Öç almak: Yapılan bir kötülüğün acısını aynı derecede bir
kötülük yaparak çıkarmak."Öç alma fikrinden vazgeçirmeliyiz onu."
Ödü patlamak: Ani bir olay sebebiyle çok korkmak."Fareden ödüm
kopar."
Öküzün altında buzağı aramak: Kimi sebepler, bahaneler
uydurarak suç ve suçlu bulma çabasında olmak.
Öküz öldü, ortaklık bozuldu: Aradaki yakınlık dayanağı kalktı,
yakınlık da kalmadı.
Ölçüyü kaçırmak: Uygun derecenin üstüne çıkmak, aşırı
gitmek,"Sofraya her oturuşunda ölçüyü kaçırırdı."

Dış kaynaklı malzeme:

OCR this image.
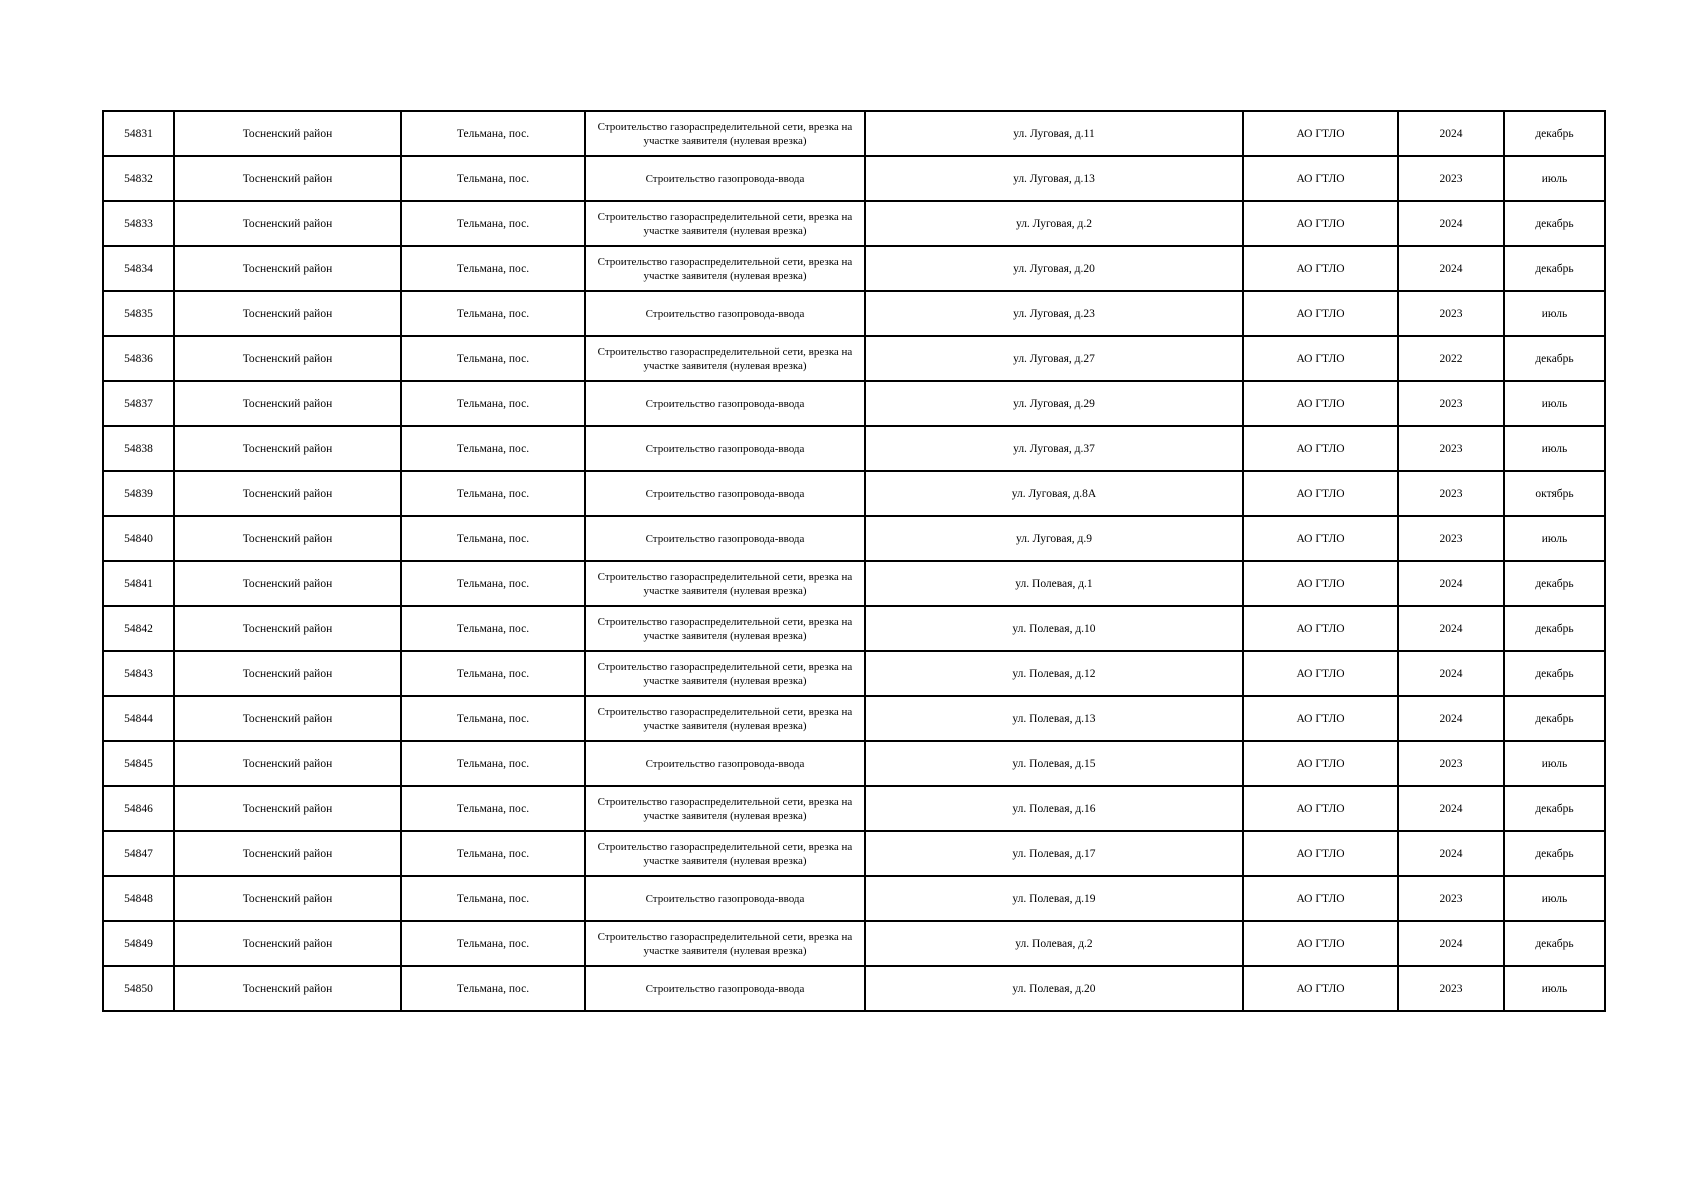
54831	Тосненский район	Тельмана, пос.	Строительство газораспределительной сети, врезка на участке заявителя (нулевая врезка)	ул. Луговая, д.11	АО ГТЛО	2024	декабрь
54832	Тосненский район	Тельмана, пос.	Строительство газопровода-ввода	ул. Луговая, д.13	АО ГТЛО	2023	июль
54833	Тосненский район	Тельмана, пос.	Строительство газораспределительной сети, врезка на участке заявителя (нулевая врезка)	ул. Луговая, д.2	АО ГТЛО	2024	декабрь
54834	Тосненский район	Тельмана, пос.	Строительство газораспределительной сети, врезка на участке заявителя (нулевая врезка)	ул. Луговая, д.20	АО ГТЛО	2024	декабрь
54835	Тосненский район	Тельмана, пос.	Строительство газопровода-ввода	ул. Луговая, д.23	АО ГТЛО	2023	июль
54836	Тосненский район	Тельмана, пос.	Строительство газораспределительной сети, врезка на участке заявителя (нулевая врезка)	ул. Луговая, д.27	АО ГТЛО	2022	декабрь
54837	Тосненский район	Тельмана, пос.	Строительство газопровода-ввода	ул. Луговая, д.29	АО ГТЛО	2023	июль
54838	Тосненский район	Тельмана, пос.	Строительство газопровода-ввода	ул. Луговая, д.37	АО ГТЛО	2023	июль
54839	Тосненский район	Тельмана, пос.	Строительство газопровода-ввода	ул. Луговая, д.8А	АО ГТЛО	2023	октябрь
54840	Тосненский район	Тельмана, пос.	Строительство газопровода-ввода	ул. Луговая, д.9	АО ГТЛО	2023	июль
54841	Тосненский район	Тельмана, пос.	Строительство газораспределительной сети, врезка на участке заявителя (нулевая врезка)	ул. Полевая, д.1	АО ГТЛО	2024	декабрь
54842	Тосненский район	Тельмана, пос.	Строительство газораспределительной сети, врезка на участке заявителя (нулевая врезка)	ул. Полевая, д.10	АО ГТЛО	2024	декабрь
54843	Тосненский район	Тельмана, пос.	Строительство газораспределительной сети, врезка на участке заявителя (нулевая врезка)	ул. Полевая, д.12	АО ГТЛО	2024	декабрь
54844	Тосненский район	Тельмана, пос.	Строительство газораспределительной сети, врезка на участке заявителя (нулевая врезка)	ул. Полевая, д.13	АО ГТЛО	2024	декабрь
54845	Тосненский район	Тельмана, пос.	Строительство газопровода-ввода	ул. Полевая, д.15	АО ГТЛО	2023	июль
54846	Тосненский район	Тельмана, пос.	Строительство газораспределительной сети, врезка на участке заявителя (нулевая врезка)	ул. Полевая, д.16	АО ГТЛО	2024	декабрь
54847	Тосненский район	Тельмана, пос.	Строительство газораспределительной сети, врезка на участке заявителя (нулевая врезка)	ул. Полевая, д.17	АО ГТЛО	2024	декабрь
54848	Тосненский район	Тельмана, пос.	Строительство газопровода-ввода	ул. Полевая, д.19	АО ГТЛО	2023	июль
54849	Тосненский район	Тельмана, пос.	Строительство газораспределительной сети, врезка на участке заявителя (нулевая врезка)	ул. Полевая, д.2	АО ГТЛО	2024	декабрь
54850	Тосненский район	Тельмана, пос.	Строительство газопровода-ввода	ул. Полевая, д.20	АО ГТЛО	2023	июль
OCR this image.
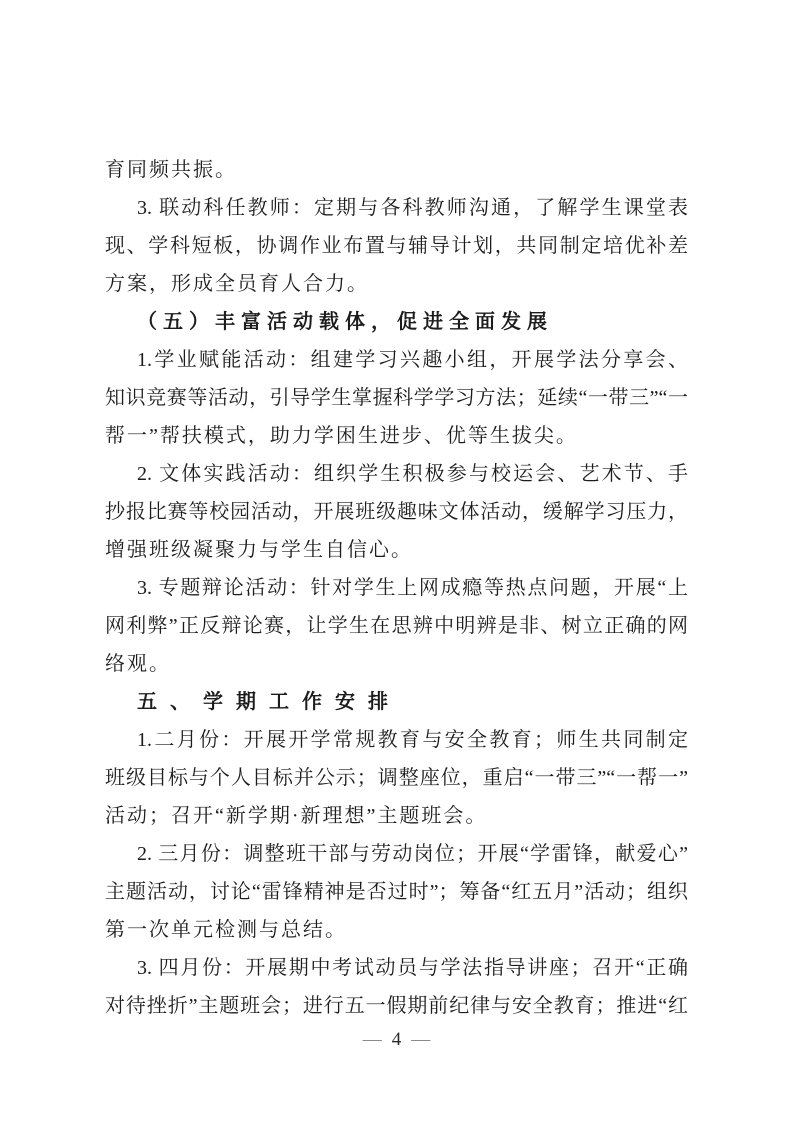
育同频共振。
3. 联动科任教师：定期与各科教师沟通，了解学生课堂表
现、学科短板，协调作业布置与辅导计划，共同制定培优补差
方案，形成全员育人合力。
（五）丰富活动载体，促进全面发展
1.学业赋能活动：组建学习兴趣小组，开展学法分享会、
知识竞赛等活动，引导学生掌握科学学习方法；延续“一带三”“一
帮一”帮扶模式，助力学困生进步、优等生拔尖。
2. 文体实践活动：组织学生积极参与校运会、艺术节、手
抄报比赛等校园活动，开展班级趣味文体活动，缓解学习压力，
增强班级凝聚力与学生自信心。
3. 专题辩论活动：针对学生上网成瘾等热点问题，开展“上
网利弊”正反辩论赛，让学生在思辨中明辨是非、树立正确的网
络观。
五、学期工作安排
1.二月份：开展开学常规教育与安全教育；师生共同制定
班级目标与个人目标并公示；调整座位，重启“一带三”“一帮一”
活动；召开“新学期·新理想”主题班会。
2. 三月份：调整班干部与劳动岗位；开展“学雷锋，献爱心”
主题活动，讨论“雷锋精神是否过时”；筹备“红五月”活动；组织
第一次单元检测与总结。
3. 四月份：开展期中考试动员与学法指导讲座；召开“正确
对待挫折”主题班会；进行五一假期前纪律与安全教育；推进“红
— 4 —
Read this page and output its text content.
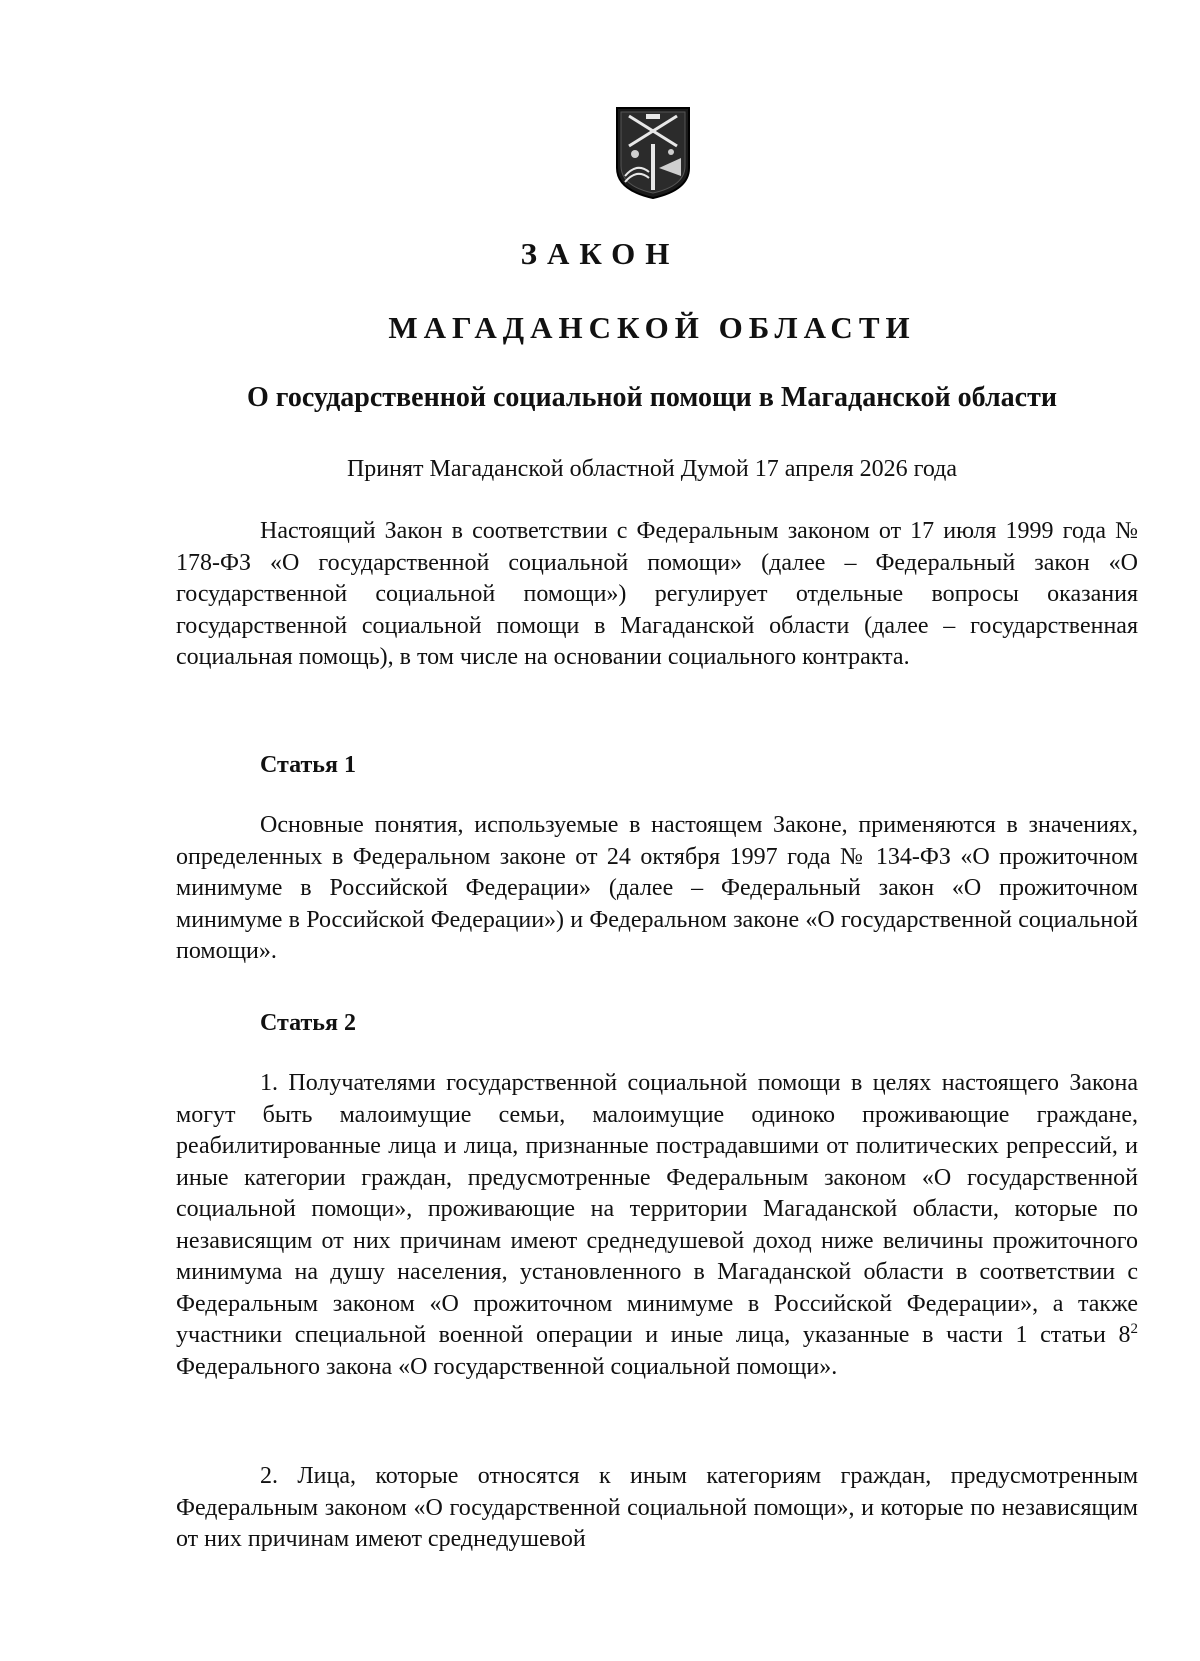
ЗАКОН
МАГАДАНСКОЙ ОБЛАСТИ
О государственной социальной помощи в Магаданской области

Принят Магаданской областной Думой 17 апреля 2026 года

Настоящий Закон в соответствии с Федеральным законом от 17 июля 1999 года № 178-ФЗ «О государственной социальной помощи» (далее – Федеральный закон «О государственной социальной помощи») регулирует отдельные вопросы оказания государственной социальной помощи в Магаданской области (далее – государственная социальная помощь), в том числе на основании социального контракта.

Статья 1

Основные понятия, используемые в настоящем Законе, применяются в значениях, определенных в Федеральном законе от 24 октября 1997 года № 134-ФЗ «О прожиточном минимуме в Российской Федерации» (далее – Федеральный закон «О прожиточном минимуме в Российской Федерации») и Федеральном законе «О государственной социальной помощи».

Статья 2

1. Получателями государственной социальной помощи в целях настоящего Закона могут быть малоимущие семьи, малоимущие одиноко проживающие граждане, реабилитированные лица и лица, признанные пострадавшими от политических репрессий, и иные категории граждан, предусмотренные Федеральным законом «О государственной социальной помощи», проживающие на территории Магаданской области, которые по независящим от них причинам имеют среднедушевой доход ниже величины прожиточного минимума на душу населения, установленного в Магаданской области в соответствии с Федеральным законом «О прожиточном минимуме в Российской Федерации», а также участники специальной военной операции и иные лица, указанные в части 1 статьи $8^2$ Федерального закона «О государственной социальной помощи».

2. Лица, которые относятся к иным категориям граждан, предусмотренным Федеральным законом «О государственной социальной помощи», и которые по независящим от них причинам имеют среднедушевой
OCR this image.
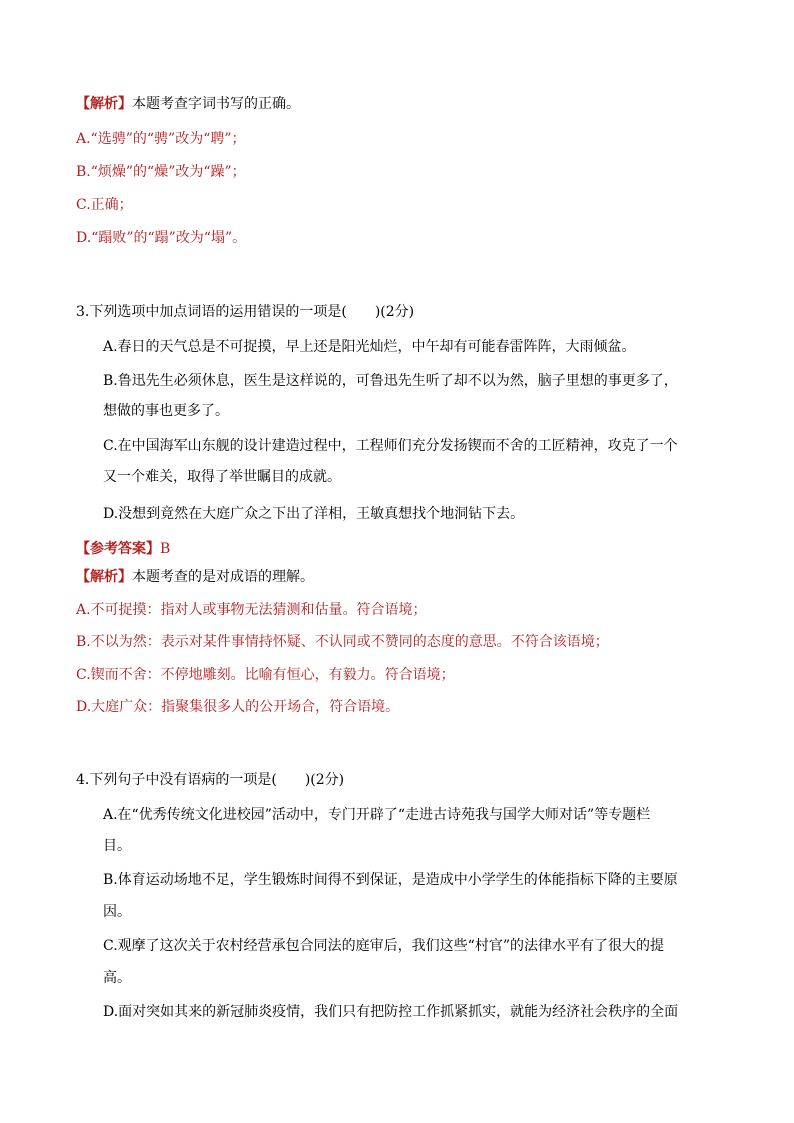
【解析】本题考查字词书写的正确。
A.“选骋”的“骋”改为“聘”；
B.“烦燥”的“燥”改为“躁”；
C.正确；
D.“蹋败”的“蹋”改为“塌”。
3.下列选项中加点词语的运用错误的一项是(　　)(2分)
A.春日的天气总是不可捉摸，早上还是阳光灿烂，中午却有可能春雷阵阵，大雨倾盆。
B.鲁迅先生必须休息，医生是这样说的，可鲁迅先生听了却不以为然，脑子里想的事更多了，
想做的事也更多了。
C.在中国海军山东舰的设计建造过程中，工程师们充分发扬锲而不舍的工匠精神，攻克了一个
又一个难关，取得了举世瞩目的成就。
D.没想到竟然在大庭广众之下出了洋相，王敏真想找个地洞钻下去。
【参考答案】B
【解析】本题考查的是对成语的理解。
A.不可捉摸：指对人或事物无法猜测和估量。符合语境；
B.不以为然：表示对某件事情持怀疑、不认同或不赞同的态度的意思。不符合该语境；
C.锲而不舍：不停地雕刻。比喻有恒心，有毅力。符合语境；
D.大庭广众：指聚集很多人的公开场合，符合语境。
4.下列句子中没有语病的一项是(　　)(2分)
A.在“优秀传统文化进校园”活动中，专门开辟了“走进古诗苑我与国学大师对话”等专题栏
目。
B.体育运动场地不足，学生锻炼时间得不到保证，是造成中小学学生的体能指标下降的主要原
因。
C.观摩了这次关于农村经营承包合同法的庭审后，我们这些“村官”的法律水平有了很大的提
高。
D.面对突如其来的新冠肺炎疫情，我们只有把防控工作抓紧抓实，就能为经济社会秩序的全面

Ölme eşeğim ölme (yaza yonca bitecek): Umutsuz bir bekleyişi
anlatmak için kullanılır.
Ölmek var, dönmek yok: "Neye mal olursa olsun, iş sonuna kadar
götürülecektir, yapılmasından kaçınılmayacaktır" anlamında kullanılır."Özgürlük
yolunda ölmek var, dönmek yok bize."
Ölü fiyatına: Yok pahasına, değerinden çok ucuza, az bir para
ile."Arsaları ölü fiyatına satmak zorunda kaldık."
Ölü mevsim: İşin veya alışverişin az olduğu, durgun geçtiği
zaman dilimi."Bizim iş en ölü mevsimini yaşıyor."
Ölüm Allah`ın emri: 1. Herkes ölecek, ölüm mukadderdir. 2.
Kesin karar verme durumunda kullanılır.
Ölümü göze almak: Yaptığı iş uğruna ölmekten korkmamak, yürekli
davranmak."Allah yolunda ölümü göze aldı yiğitler."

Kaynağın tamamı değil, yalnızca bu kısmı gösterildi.